Have we been living in the cloud longer than we think?

In 1900, the founders of Mercedes Benz forecasted that the total demand for cars would never exceed one million. Why? – because there were not enough chauffeurs available.

So, how was the traffic on your journey to work this morning?

That very same decade, a panel of British experts stated “The telephone may be appropriate for our American cousins, but not here, because we have an adequate supply of messenger boys.”

I remember PhONEday in the early 90’s when the 01 prefix was introduced for UK phone numbers. Why? BT were running out of numbers.

Proves that it’s easy to predict the future, right?

So, what about this “Cloud”. Well, there are more definitions than you can shake a stick at, but they don’t matter if people don’t want “Cloud Computing”, we’ve got our desktops after all.

Thing is, it’s likely that we already taking advantage of “Cloud Computing”, I just don’t think we know it yet. It might well be the telephone or automobile for a new generation.

Hotmail was launched in 1994, I signed up in 2000, it turns out I was cloud computing all along. I just didn’t know it. I’m assuming that most people now have a “webmail” account? You get your airline tickets emailed to you, maybe some concert tickets? You leave them there for a bit then print them safe in the knowledge that, should you lose them you can just find the email and reprint them? Welcome to the cloud friends.

I know being in “the cloud” is the current vogue. A little of that hype might just be justified.

I believe that I’m moving (knowingly or unknowingly) into “cloud world”. My email was first, then online backup for those photos I’d been meaning to back up because I would be devastated if I lost them. I use the online music streaming service Spotify*. It’s subscription based, basically I’m renting the music off them for as long as I pay my subscription, I can even sync to my mp3 player. It doesn’t change my listening experience and I have access to a much bigger music collection than I ever did buying CD’s in my high street record store (I spend less each month too).

As for business applications of the technology, I’ve used Microsoft Office 365 to help friends with Excel formulae, I’ve collaborated on writing a presentation entirely online. I’ll admit that I’m by no means one of the leaders of the new school, but I am very interested in how technology can help me.

I’m a dropbox user, I use Spotify, I make calls with Skype when I work from home. I use Hotmail, gmail and online back-up. They all work for me and with me to make my life easier. I even tried a virtual PC in the cloud, it didn’t really work for me but I could see the possibilities. I will revisit it though as I am sure having everything I need at my fingertips, pretty much anywhere in the world will become increasingly important as time goes on.

Each journey starts with a single step and for most, if not all of us, that journey has already started. It’s ultimately a matter of personal preference but I hope that the day soon arrives that I can have all the tools I need to do my job in the cloud. Once the office is out of the equation, imagine the possibilities (and environmental benefits for that matter).

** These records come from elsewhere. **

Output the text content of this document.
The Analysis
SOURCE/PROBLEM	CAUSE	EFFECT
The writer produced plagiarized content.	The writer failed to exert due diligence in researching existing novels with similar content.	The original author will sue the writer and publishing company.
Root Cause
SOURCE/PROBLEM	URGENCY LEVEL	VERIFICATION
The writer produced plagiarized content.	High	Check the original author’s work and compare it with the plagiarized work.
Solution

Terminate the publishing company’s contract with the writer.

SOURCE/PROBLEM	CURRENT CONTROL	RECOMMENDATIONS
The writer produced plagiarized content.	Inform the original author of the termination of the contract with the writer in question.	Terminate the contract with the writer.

Think about your working day, have you taken that step already? Could you consider taking that first step today? I bet you could.
A parting thought, in 1943 Thomas Watson the head of IBM said “I think there is a world market for as many as 5 computers.” I’ve got four of them, I wonder who has the other one?

*It could be argued that Spotify is not a cloud service as you really need a desktop client to take advantage of it and it doesn’t store your own music in the cloud. With that in mind I present to you DropTunes, it’s a browser based music player that allows you to stream music you store in your dropbox (dropbox is a web based file hosting service).